Hi everyone!
My design works up to 4 GHz.
As shown in the attached pic, I have an SMA connector soldered to the board.
..............
The track width is 0.5 mm as the connector pin diameter is 1 mm roughly.
There will be impedance discontinuity due to this difference between the track width and the connector?
Thanks,
Jose
i hope this will help you understand the transition from coax to CPW.
https://www.artechhouse.com/uploads/public/documents/chapters/holzman_941_CH04.pdf
Verify your dielectric constant above 1GHz and loss tangent. e decreases to 4 and loss tangent increases with f and may be poor. CHeck there are many types of FR4 such as Polyamide. (hint)
Note 50R is ~ 2:1 for Width to Height above ground plane, for e=4.3 affects choice of board thickness.
Choose an edge mount connector with gnd pins and std board thickness to match. track to pin size.
Your SMA looks like vertical, not edge mount.
AS a result your Return Loss will be very poor.
Hi again guys.
Thanks for all the responses.
I had a look at the document suggested by rizwan183. Now I understand a bit more about this.
Finally, I am using a different pcb manufacturer and placed GND plane in a different layer so now I can have a wide enough track without width changes, as shown in the pics.
Now my layer stack is:
SIGNAL
--------
GND
SIGNAL+POWER
These are FR4 specs. How should I use loss tangent?

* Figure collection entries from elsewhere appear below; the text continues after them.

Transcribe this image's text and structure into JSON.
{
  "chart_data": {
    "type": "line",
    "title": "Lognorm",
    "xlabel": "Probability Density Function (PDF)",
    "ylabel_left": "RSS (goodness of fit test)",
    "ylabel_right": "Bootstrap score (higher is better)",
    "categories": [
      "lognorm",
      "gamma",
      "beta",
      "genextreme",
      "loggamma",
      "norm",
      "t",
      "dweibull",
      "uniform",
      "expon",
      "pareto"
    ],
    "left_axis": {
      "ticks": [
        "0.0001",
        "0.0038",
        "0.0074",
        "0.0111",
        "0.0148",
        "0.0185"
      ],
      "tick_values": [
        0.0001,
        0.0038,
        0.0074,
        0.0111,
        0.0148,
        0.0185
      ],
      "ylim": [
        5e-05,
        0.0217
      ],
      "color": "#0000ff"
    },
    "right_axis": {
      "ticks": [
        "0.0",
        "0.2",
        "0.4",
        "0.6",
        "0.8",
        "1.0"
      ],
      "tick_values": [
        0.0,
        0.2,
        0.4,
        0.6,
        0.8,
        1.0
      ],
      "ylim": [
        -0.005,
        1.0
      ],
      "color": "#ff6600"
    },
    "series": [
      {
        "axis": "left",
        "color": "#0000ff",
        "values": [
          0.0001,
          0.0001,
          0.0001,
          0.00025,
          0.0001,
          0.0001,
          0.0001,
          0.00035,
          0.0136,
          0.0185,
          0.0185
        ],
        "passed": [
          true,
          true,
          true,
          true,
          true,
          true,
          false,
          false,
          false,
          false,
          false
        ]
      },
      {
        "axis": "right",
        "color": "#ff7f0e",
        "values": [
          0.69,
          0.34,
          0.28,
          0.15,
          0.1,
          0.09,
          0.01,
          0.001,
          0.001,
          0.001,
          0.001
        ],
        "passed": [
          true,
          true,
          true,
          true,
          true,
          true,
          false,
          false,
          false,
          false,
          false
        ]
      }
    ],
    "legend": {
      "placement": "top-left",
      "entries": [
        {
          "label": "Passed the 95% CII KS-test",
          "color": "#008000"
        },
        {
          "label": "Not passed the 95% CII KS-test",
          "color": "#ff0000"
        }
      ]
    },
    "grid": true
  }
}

The SMA I used is this one:
https://uk.farnell.com/te-connectiv...rf-coaxial-sma-straight-jack-50ohm/dp/1056375
The signal return path is through mounting holes and chassis. Is that way not good?
I have seen it in splitters and other L-Band stuff.
pcb DESIGN = wrong impedance control of traces
Hi SunnySkyguy
Could you be more specific with this?
Is it because dielectric specs?
but FR4 is still used for consumer WiFi equipment at 2.4 and even 5.7 GHz. Just a cost versus perfomance trade-off.
The idea was using the pillars fixing the board to the chassis as the return path. That is why I placed the mounting holes close to SMA's.